C’est pourquoi les législateurs interpellent le gouvernement. “Le ministre de l’Éducation doit montrer des mesures pratiques prises par le gouvernement pour sortir de cette impasse”, dit un député très en colère.
De nombreux Rwandais qui veulent poursuivre leurs études dans la langue de leur formation font l’université en République Démocratique du Congo, surtout les employés qui y vont les week-ends.

Fabriques à chômeurs

Cependant, les institutions d’enseignement supérieur ne cessent de mettre des diplômés sur le marché du travail.
Chaque année, 1 500 lauréats sortent ainsi en moyenne de l’Université libre de Kigali (ULK).
Depuis 2002, plus de 9 400 candidats ont eu leurs diplômes de licence.
Pourtant, d’après le rapport des parlementaires, seuls 190, soit 18 % des 1 000 candidats à l’embauche testés, en 2008, par la Commission nationale de la fonction publique, ont réussi l’épreuve.
L’année suivante, ils étaient 23 % sur 600.
“Des milliers sont toujours chômeurs, certains d’entre eux attendent de décrocher l’emploi par népotisme alors qu’ils n’ont aucune capacité intellectuelle, se plaint un parlementaire.
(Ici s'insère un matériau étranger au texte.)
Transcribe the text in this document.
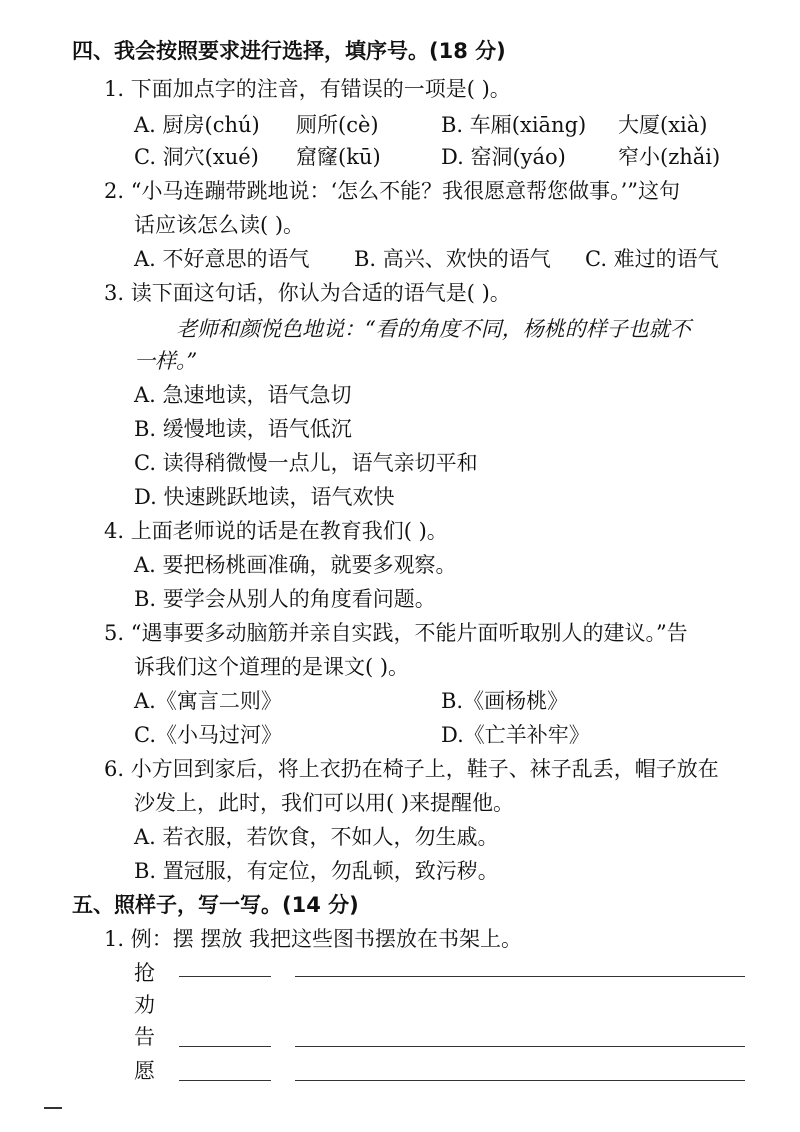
四、我会按照要求进行选择，填序号。(18 分)
1. 下面加点字的注音，有错误的一项是( )。
A. 厨房(chú) 厕所(cè)	B. 车厢(xiāng) 大厦(xià)
C. 洞穴(xué) 窟窿(kū)	D. 窑洞(yáo) 窄小(zhǎi)
2. “小马连蹦带跳地说：‘怎么不能？我很愿意帮您做事。’”这句
话应该怎么读( )。
A. 不好意思的语气 B. 高兴、欢快的语气 C. 难过的语气
3. 读下面这句话，你认为合适的语气是( )。
老师和颜悦色地说：“看的角度不同，杨桃的样子也就不
一样。”
A. 急速地读，语气急切
B. 缓慢地读，语气低沉
C. 读得稍微慢一点儿，语气亲切平和
D. 快速跳跃地读，语气欢快
4. 上面老师说的话是在教育我们( )。
A. 要把杨桃画准确，就要多观察。
B. 要学会从别人的角度看问题。
5. “遇事要多动脑筋并亲自实践，不能片面听取别人的建议。”告
诉我们这个道理的是课文( )。
A.《寓言二则》	B.《画杨桃》
C.《小马过河》	D.《亡羊补牢》
6. 小方回到家后，将上衣扔在椅子上，鞋子、袜子乱丢，帽子放在
沙发上，此时，我们可以用( )来提醒他。
A. 若衣服，若饮食，不如人，勿生戚。
B. 置冠服，有定位，勿乱顿，致污秽。
五、照样子，写一写。(14 分)
1. 例：摆 摆放 我把这些图书摆放在书架上。
抢
劝
告
愿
Et il n y a plus moyen de faire comprendre aux parents l’importance d’envoyer les enfants à l’université qui devient une énorme perte de temps”.

Pour ce consultant en matière de travail, “les employeurs ne devraient pas continuer à poser parmi les conditions d’embauche le diplôme universitaire. Ils devraient recruter tous ceux qui sont capables de réussir les tests, car les universités ne forment plus”.